Severe thunderstorms strike NSW, disrupting power to 80 000 homes, Australia


Severe thunderstorms battered the Australian state of New South Wales on Tuesday, February 18, 2020, disrupting power to about 80 000 homes. Lightning hit a whopping 800 000 times across the entire state, while 74 000 strikes hit Sydney, resulting in one death.

According to utility company Ausgrid, the intense lightning storm left about 80 000 properties without power. As of 10:00 UTC on Thursday, February 20, less than 1 000 customers are still without power but most are expected to be back on in the evening.

"Crews continue making good progress restoring power to customers impacted by Tuesday’s severe storms," said Ausgrid. "We’ve restored 79 000 since Tuesday."

The company added that repairs for about 50 customers will go into Friday, February 21.

The phenomenon tragically caused one fatality in Sydney, identified as a 37-year-old man named Hoong Leong.

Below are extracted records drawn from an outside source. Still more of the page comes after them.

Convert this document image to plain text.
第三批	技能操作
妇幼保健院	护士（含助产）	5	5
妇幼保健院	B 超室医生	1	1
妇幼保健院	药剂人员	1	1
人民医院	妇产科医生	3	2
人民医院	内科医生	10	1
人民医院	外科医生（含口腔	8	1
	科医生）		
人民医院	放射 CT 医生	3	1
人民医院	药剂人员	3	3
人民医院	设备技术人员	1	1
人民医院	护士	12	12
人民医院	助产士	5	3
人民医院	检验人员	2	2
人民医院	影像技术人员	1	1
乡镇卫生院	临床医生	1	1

Strong winds from the storm blew away a gas bottle that hit the victim, which was described by authorities as a rare accident.

Leong was reportedly on his way home, walking along Harrington Street in the Rocks when the freak accident occurred. 

Police arrived on the scene promptly, as well as medics who performed CPR but Leong was eventually declared dead at St. Vincent's Hospital.

"We just need to know what happened to this fellow, where the bottle's come from. It's come from a very great height," said detective inspector David El-Badawi.

"As he's walking its hit him in the right side of the shoulder and he's gone down onto the floor."

Katherine Railings, acting superintendent from NSW Ambulance Service called it a "one in a million accident".

"This is a very, very unusual circumstance," she said. "It's a complete tragedy."

"It's certainly a reminder for us all, with the weather we're having that we do need to be careful, we do need to watch out for ourselves and each other."


Image credit: @wildusek/Twitter

A wind warning is in place for NSW on Thursday into Friday, according to the Bureau of Meteorology (BOM).